Oberverwaltungsgericht Niedersachsen
Urt. v. 28.02.1996, Az.: 4 K 1851/91

Sozialhilfe; Bedarfsbemessung; Statistikmodell; Festsetzung der Regelsätze; Prüfungsumfang

Bibliographie

Gericht
OVG Niedersachsen
Datum
28.02.1996
Aktenzeichen
4 K 1851/91
Entscheidungsform
Urteil
Referenz
WKRS 1996, 13279
Entscheidungsname
[keine Angabe]
ECLI
ECLI:DE:OVGNI:1996:0228.4K1851.91.0A

Fundstellen

  • FEVS 1947, 42
  • NdsRpfl 1996, 168
  • NdsRpfl 1996, 240

Amtlicher Leitsatz

Die Festsetzung der Regelsätze in Niedersachsen für 1990/1991 nach Einführung der ersten Stufe des sog Statistikmodells als neuem Bedarfsbemessungssystem ist nach den für die verwaltungsgerichtliche Kontrolle anzuwendenden Prüfungsmaßstäben nicht zu beanstanden.

Tenor:

Der Normenkontrollantrag wird abgewiesen.

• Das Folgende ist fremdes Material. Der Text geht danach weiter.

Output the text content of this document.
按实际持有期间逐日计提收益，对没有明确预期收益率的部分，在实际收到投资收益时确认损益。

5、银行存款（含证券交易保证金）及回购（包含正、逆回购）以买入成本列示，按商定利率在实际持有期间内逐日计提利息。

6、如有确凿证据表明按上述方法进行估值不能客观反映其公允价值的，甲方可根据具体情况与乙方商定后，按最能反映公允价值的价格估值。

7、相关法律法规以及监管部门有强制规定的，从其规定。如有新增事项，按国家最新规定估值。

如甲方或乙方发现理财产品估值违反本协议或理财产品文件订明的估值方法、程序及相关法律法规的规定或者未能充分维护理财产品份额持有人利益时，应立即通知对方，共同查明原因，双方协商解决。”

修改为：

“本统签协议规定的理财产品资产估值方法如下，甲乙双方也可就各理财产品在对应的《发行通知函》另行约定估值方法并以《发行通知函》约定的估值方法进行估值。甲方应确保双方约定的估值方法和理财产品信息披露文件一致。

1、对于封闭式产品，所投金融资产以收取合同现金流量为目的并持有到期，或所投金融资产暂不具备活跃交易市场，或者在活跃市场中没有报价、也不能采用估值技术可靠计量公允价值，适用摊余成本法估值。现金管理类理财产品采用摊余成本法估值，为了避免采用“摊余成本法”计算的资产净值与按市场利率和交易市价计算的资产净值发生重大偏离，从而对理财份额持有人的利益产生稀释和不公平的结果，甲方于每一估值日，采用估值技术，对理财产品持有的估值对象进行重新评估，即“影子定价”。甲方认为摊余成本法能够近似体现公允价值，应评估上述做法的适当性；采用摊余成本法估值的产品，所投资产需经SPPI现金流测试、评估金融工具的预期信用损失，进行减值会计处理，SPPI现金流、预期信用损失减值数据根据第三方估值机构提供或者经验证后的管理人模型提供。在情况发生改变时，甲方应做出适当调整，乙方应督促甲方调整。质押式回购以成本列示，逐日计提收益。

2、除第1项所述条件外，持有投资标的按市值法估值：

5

Gerichtskosten werden nicht erhoben. Der Antragsteller trägt die außergerichtlichen Kosten des Verfahrens. Insoweit ist das Urteil vorläufig vollstreckbar.

Tatbestand:

1

Der Antragsteller wendet sich gegen die Höhe der Regelsätze für das zweite Halbjahr 1990 und das erste Halbjahr 1991.

2

Der am 3. November 1972 geborene Antragsteller bezog auf seinen Antrag vom 3. November 1990 ab Dezember 1990 von der Stadt Osnabrück laufende Hilfe zum Lebensunterhalt. Seinen gegen den Bewilligungsbescheid vom 19. November 1990 gerichteten Widerspruch vom 24. November 1990 wies die Stadt Osnabrück nach Anhörung sozial erfahrener Personen mit Widerspruchsbescheid vom 21. Dezember 1990 zurück. Ein Rechtsmittel ist hiergegen offenbar nicht eingelegt worden.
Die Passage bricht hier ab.